Targeting p300/CBP: a new approach to treating cancer

15 Jan 2020

Small molecule inhibition of twin proteins p300 and CBP not only promotes the turnover of key cancer signalling proteins, it also prevents the transcription of key cancer-driving genes. This is a new way to treat multiple cancer types.

CellCentric has developed CCS1477, a first-of-its-kind p300/CBP inhibitor and the first to be evaluated in patients. It is showing early promise. This blog describes the science behind targeting p300/CBP.

p300 and CBP are twin acetyltransferases, enzymes that add acetyl groups to proteins, including histones around which DNA is wrapped. Modifying histones is a central way in which chromatin is physically governed. When histones are condensed together in certain regions, genes in that chromatin area are prevented from being read. Conversely, when chromatin structure is loose, gene transcription is promoted.

Adding acetyl groups to proteins also influences how they are turned over and disposed within a cell. Acetylation prevents ubiquitinylation, which can otherwise trigger proteosomal degradation. p300 and CBP are known to acetylate key signalling proteins involved in cancer progression, including the androgen receptor and its splice variants (AR-SV). Specifically, these are drivers of late stage prostate cancer, with AR-SV being a way tumours adapt, becoming more aggressive and resistant to current therapeutic drugs. Inhibiting p300 and CBP stops AR and its different forms from being protected from degradation, and thus reduces levels of proteins responsible for aggressive cancer progression.

p300 and CBP have another important function, as co-activation proteins. They are cornerstone proteins that aggregate at the start of certain genes and amplify their expression. When p300 and CBP are prevented from binding to other co-activation proteins, the target genes, which include those that can drive cancer, are not expressed.

Thus, a small molecule that inhibits p300 and CBP can not only drive the degradation of key signalling proteins involved in cancer, it can also prevent expression of other oncogenes.

p300 and CBP are complex proteins with multiple pockets on their surface. Predominant is the domain that causes acetylation, the catalytic domain. Multiple small molecule candidate drugs have been developed that bind into this site. Such agents can cause the increased turnover and degradation of proteins involved in cancer, however, these molecules are less likely to have an impact on the gene transcription/co-activation role of p300 and CBP.

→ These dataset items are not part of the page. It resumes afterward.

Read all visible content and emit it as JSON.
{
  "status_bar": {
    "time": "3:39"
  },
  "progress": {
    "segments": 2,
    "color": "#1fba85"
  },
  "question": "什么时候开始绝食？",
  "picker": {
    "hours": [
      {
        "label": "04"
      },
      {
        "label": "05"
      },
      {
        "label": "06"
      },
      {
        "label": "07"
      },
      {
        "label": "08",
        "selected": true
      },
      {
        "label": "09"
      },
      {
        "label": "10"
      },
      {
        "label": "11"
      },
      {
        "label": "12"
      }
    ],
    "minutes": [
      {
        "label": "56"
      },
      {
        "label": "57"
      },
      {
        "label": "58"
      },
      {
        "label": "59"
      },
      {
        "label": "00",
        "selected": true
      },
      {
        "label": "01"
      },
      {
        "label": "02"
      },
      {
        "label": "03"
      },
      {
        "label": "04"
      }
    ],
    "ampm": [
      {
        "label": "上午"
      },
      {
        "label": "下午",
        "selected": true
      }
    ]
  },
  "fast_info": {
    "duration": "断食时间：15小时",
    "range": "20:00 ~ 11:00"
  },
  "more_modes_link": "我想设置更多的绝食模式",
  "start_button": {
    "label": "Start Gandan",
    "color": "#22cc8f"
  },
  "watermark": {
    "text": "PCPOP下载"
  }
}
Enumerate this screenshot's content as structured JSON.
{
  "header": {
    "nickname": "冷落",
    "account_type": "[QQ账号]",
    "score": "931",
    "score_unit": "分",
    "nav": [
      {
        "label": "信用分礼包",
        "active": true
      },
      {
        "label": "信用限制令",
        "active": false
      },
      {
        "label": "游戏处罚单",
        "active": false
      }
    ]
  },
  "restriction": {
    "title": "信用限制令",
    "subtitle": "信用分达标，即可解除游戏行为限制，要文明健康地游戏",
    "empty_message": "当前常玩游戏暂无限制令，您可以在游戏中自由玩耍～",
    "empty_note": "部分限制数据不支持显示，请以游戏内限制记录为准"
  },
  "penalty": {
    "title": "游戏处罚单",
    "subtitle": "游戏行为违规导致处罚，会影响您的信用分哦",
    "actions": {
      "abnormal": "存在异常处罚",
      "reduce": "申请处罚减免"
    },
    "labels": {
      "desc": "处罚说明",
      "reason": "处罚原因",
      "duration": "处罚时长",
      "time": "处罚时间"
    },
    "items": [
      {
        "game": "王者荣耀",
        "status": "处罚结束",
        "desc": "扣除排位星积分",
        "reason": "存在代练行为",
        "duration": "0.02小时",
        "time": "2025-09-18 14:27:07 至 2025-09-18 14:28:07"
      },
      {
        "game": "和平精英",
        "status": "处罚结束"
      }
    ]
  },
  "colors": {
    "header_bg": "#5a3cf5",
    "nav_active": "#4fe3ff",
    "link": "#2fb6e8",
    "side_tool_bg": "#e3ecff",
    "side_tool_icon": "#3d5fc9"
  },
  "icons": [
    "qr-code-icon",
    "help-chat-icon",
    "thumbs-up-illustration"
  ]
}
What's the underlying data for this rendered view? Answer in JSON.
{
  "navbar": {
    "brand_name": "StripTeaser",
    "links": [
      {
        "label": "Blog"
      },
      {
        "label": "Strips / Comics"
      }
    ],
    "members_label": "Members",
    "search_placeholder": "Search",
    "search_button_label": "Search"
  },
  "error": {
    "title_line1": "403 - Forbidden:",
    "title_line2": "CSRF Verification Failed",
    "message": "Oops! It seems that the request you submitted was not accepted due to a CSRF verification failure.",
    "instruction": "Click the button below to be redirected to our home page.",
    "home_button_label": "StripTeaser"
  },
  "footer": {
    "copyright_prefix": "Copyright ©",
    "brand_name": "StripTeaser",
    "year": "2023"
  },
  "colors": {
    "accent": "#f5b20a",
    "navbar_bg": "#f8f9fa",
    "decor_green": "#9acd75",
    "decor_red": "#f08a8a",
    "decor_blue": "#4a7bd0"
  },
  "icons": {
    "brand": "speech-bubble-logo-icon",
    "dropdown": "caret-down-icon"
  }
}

p300 and CBP also both have a conserved bromodomain pocket. Bromodomains facilitate protein-protein interactions (they are named after Brahma/brm, the fruit fly gene in which they were initially discovered). A small molecule binding into the p300/CBP bromodomain still impacts p300/CBP’s ability to acetylate, however this effect appears to be discrete, affecting one locus on histones specifically (H3K27).

Perhaps more importantly, p300/CBP bromodomain inhibition has a profound impact on the twin proteins’ roles in activating the transcription of proteins associated with cancer. Small molecules binding into this site significantly lower the expression of well-established cancer-driving genes such as Myc. To date, finding drugs that inhibit Myc has proven challenging. This new approach thus holds the potential to deliver significant benefit to patients with multiple, specific tumour types.

There are over 60 known types of bromodomain pocket on different proteins, many of which have been the focus for small molecule therapy development (e.g. BET inhibitors). The common bromodomains of p300 and CBP are differentiated structurally from others that have been investigated, and it is possible to develop agents that bind into and inhibit p300/CBP without significantly impacting other bromodomains.

As well as the catalytic site and bromodomains, other pockets also exist on p300/CBP, such as the CH1 domain. These may be relevant for drug discovery and therapeutic product development. To date however, targeting the bromodomain appears to deliver the right balance of specificity, mechanistic effects and potential clinical application.

CellCentric’s CCS1477 p300/CBP bromodomain inhibitor is first of its kind. It is in clinical trials, being evaluated in patients with late stage prostate cancer and separately in patients with haematological malignancies. Treating other cancer types where the tumours are driven by p300 or CBP related mechanisms will also be explored.


1. CCS1477 p300/CBP bromodomain inhibition affects the acetylation of histones at H3K27, influencing chromatin structure and what genes can be accessed.

2. CCS1477 p300/CBP inhibition prevents the acetylation of certain signalling proteins (such as AR), which means they can then be ubiquitylated instead, and turned over/destroyed through proteosomal degradation.

3. Possibly most importantly, CCS1477 inhibition stops p300/CBP acting as co-activation factors of key cancer driving genes, such as Myc.